MYSLIVEČEK Adamo ed Eve
An almost exact contemporary of Haydn, the Czech composer Josef Mysliveček was a significant figure in the development of the Classical style. But despite a healthy recording catalogue, he is best remembered today as Mozart’s promiscuous friend (mentioned frequently in the composer’s letters), who would eventually lose his nose to syphilis. Can this new account of Mysliveček’s 1771 oratorio do anything to shift this unfortunate focus back on to the music?

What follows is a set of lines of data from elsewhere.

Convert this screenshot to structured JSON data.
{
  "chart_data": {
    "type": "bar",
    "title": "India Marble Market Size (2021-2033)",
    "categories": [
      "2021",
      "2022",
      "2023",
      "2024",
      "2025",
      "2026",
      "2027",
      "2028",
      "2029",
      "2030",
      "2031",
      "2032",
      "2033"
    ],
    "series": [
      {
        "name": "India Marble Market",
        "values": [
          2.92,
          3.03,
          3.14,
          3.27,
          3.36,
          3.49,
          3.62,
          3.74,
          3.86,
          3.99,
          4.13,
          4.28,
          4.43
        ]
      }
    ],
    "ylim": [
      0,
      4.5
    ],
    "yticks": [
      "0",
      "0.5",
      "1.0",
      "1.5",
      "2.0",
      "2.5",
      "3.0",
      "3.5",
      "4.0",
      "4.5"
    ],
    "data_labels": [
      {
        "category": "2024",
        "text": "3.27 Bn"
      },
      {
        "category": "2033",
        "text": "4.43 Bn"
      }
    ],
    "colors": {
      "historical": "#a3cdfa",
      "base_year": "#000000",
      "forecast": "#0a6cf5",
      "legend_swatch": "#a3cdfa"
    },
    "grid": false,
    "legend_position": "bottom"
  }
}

Yes and no. Period band Il Gardellino are bright and pungent under director Peter Van Heyghen. Bassoons grunt and chuckle with plenty of husky character, and two trumpets and a horn add brilliance and stature. Strings are crisp and businesslike, propelling us into the action in a breathless, larky and unashamedly operatic overture. The pace slows a bit with the arrival of the voices. The oratorio opens in the immediate aftermath of the Fall, exploring the emotional reactions of a sulky Adam (not above throwing blame Eve’s way) and a more abashed Eve. Two angels – of Mercy and Justice – serve as guides, judges and interrogators.
Giovanni Granelli’s libretto is hard going, interested more in theological nitty-gritty than emotion, but the music has little patience with such academic sobriety, ignoring it in a sequence of attractive, often virtuoso arias. If Mysliveček lacks the emotional range of his younger friend Mozart, he makes up for it with plenty of colour and easy melodies.
The voices here almost all share a slightly pushed quality, which lends a little strain to music that demands the generous spin and tonal breadth of opera rather than more contained, baroque delivery. Tenor Valerio Contaldo makes a swaggering Adam but tends to bleat at moments of highest intensity. Luciana Mancini is balm to his fire – a lovely, smooth mezzo, albeit sometimes a little stern of tone. Roberta Mameli’s Angel of Justice is more expressively extrovert and occasionally runs a little wild in coloratura but Alice Rossi’s Angel of Mercy is supple and silky – a softening influence in the lovely duet ‘Non e crudel rigore’ with Mameli.
An attractive work, if Adamo ed Eva doesn’t quite banish memories of Mysliveček’s more secular pursuits, it adds a welcome new spiritual dimension to man and musician.